Monday, October 26, 2009

Posh plans, Sunday Dinner, MAGIC BRA mailing, Danielle

This thing JUST restarted... UGH! Called Steph soon after I got up to see whether Chantal was in town yet. She was, and they'd be having lunch with Mom soon... they'll pick me up at around 6:20, which sounds good! I told her the news from last night (Karen Chan and Jason Yeasting getting married; Anita and Esther pregnant at the same time - yay for baby cousins close in age like Ian and Olivia; Winnie impatiently awaiting the arrival of Baby #3), and she was excited / very surprised to be sure! We also discussed Jon and Harmony a little - they'll be there at Posh while we eat hot pot / sukiyaki!

Jon emailed us to say that there would be a Sunday Dinner at Jeremy's next week, so YAY for that! I definitely have missed these nights, haha. :D

I knew Jon was going to mail some transcripts along with THE MAGIC BRA to Nathan, who's in the UK... I got his "SON OF A MAGIC BRA!?!?!!?" reaction this morning:

Well PLAYED.....WELL played.... You bloody #$@$@ SONS OF ADAM, and DAUGHTERS OF EVE #$@$!!!

I don't believe you AIR-mailed me the bloody Magic Bra, wrapped around with some Jesus eats Big Mac article (though an absolutely brilliant and wonderful article it was), and some Ikea flyers.

Jono Mofo and Harmony I give EXTRA blame, since you both are either the Sole Masterminds, or the Fiendish Planners. Though I suspect there was some significant influence, or at least spiritual support for this action from you, the Sunday dinner ppl. Namely, white man #1, white man #2, and Christ-on. And the REST of YOU! Confound Thee, Oh You Peasants of Canada!!!

~~Hahahahaha. Anyway, all you bloody awesome Mofo's, you certainly made me actually "LOL" in the middle of my room. LOL, ROFL (no, I did not LOL or ROFL when I typed that). And it's certainly very cool to feel a bit of the Sunday Dinner heretical humour...namely through a bloody magic bra.

Thanks for that, but be forewarned. Someone will be the subject of my revenge.

Cheers,

Nathan
P.S. (though Jono, you Mofo, you certainly redeemed yourself by airmailing those other things I needed, along with the magic bra. Arrived at a perfect time. I was about to purchase online, too! (the transcripts, not the bra. waha) Thanks! )
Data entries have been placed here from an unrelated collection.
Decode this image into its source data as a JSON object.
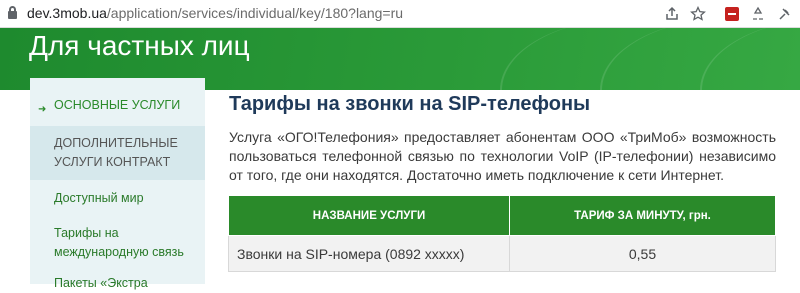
{
  "browser": {
    "url_host": "dev.3mob.ua",
    "url_path": "/application/services/individual/key/180?lang=ru",
    "icons": [
      "lock-icon",
      "share-icon",
      "star-icon",
      "extension-icon",
      "recycle-icon",
      "pin-icon"
    ]
  },
  "header": {
    "title": "Для частных лиц",
    "color": "#2a9a38"
  },
  "sidebar": {
    "main_item": "ОСНОВНЫЕ УСЛУГИ",
    "extra_item": "ДОПОЛНИТЕЛЬНЫЕ УСЛУГИ КОНТРАКТ",
    "sub_items": [
      {
        "label": "Доступный мир"
      },
      {
        "label": "Тарифы на международную связь"
      },
      {
        "label": "Пакеты «Экстра"
      }
    ]
  },
  "content": {
    "title": "Тарифы на звонки на SIP-телефоны",
    "lead": "Услуга «ОГО!Телефония» предоставляет абонентам ООО «ТриМоб» возможность пользоваться телефонной связью по технологии VoIP (IP-телефонии) независимо от того, где они находятся. Достаточно иметь подключение к сети Интернет.",
    "table": {
      "headers": [
        "НАЗВАНИЕ УСЛУГИ",
        "ТАРИФ ЗА МИНУТУ, грн."
      ],
      "rows": [
        [
          "Звонки на SIP-номера (0892 xxxxx)",
          "0,55"
        ]
      ]
    }
  }
}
Jeremy said: "I think I'm going to have to print out and frame this email, and put it up where the bra used to be."

Christon: "Haha, classic reaction. I agree, Jeremy... it would be a fitting tribute to our magical product."

Jon: "If you play your cards right Nate, we can air-mail many more magic bras (or Unbras, or whatever they call them) to you. You can wear a different bra for every day of the week! hehehe!"

Nathan's response: "Hahahha!!! NICE, White man #2. See what you're missing by having philosophical opposition to Blog writing? hahaha. Nathan Conquers the UK DO IT! :-)"

My response: "This would make a VERY entertaining blog entry, 'tis very true! If laughing at my brother's plan to mail you the Magic Bra counts as being in on it, then I guess I'm guilty! Yeah, Jeremy... I agree with both Christon and Nathan! I blog to get things out of my head and for posterity. In fact, Nathan's reaction is going into my blog right now! :D SO GO BLOG, YOU WORTHY WHITE MAN! Hahaha! And yes, I agree with my brother - would be VERY hilarious!"


Speaking of email, Danielle also emailed me personally about Mr. Creep. I appreciate the support and suggestions, of course. Trust me, I'd still want to kill him even if I was surrounded by my closest friends! I don't want to give him a chance, and I have NO PROBLEM in jumping to conclusions about someone based on a handshake AND his actions around the sign-up sheet. And no, I don't particularly want to get to know him either... that would only confirm my fears. :P Maybe I should ask him what he thinks about pedophiles, hahaha!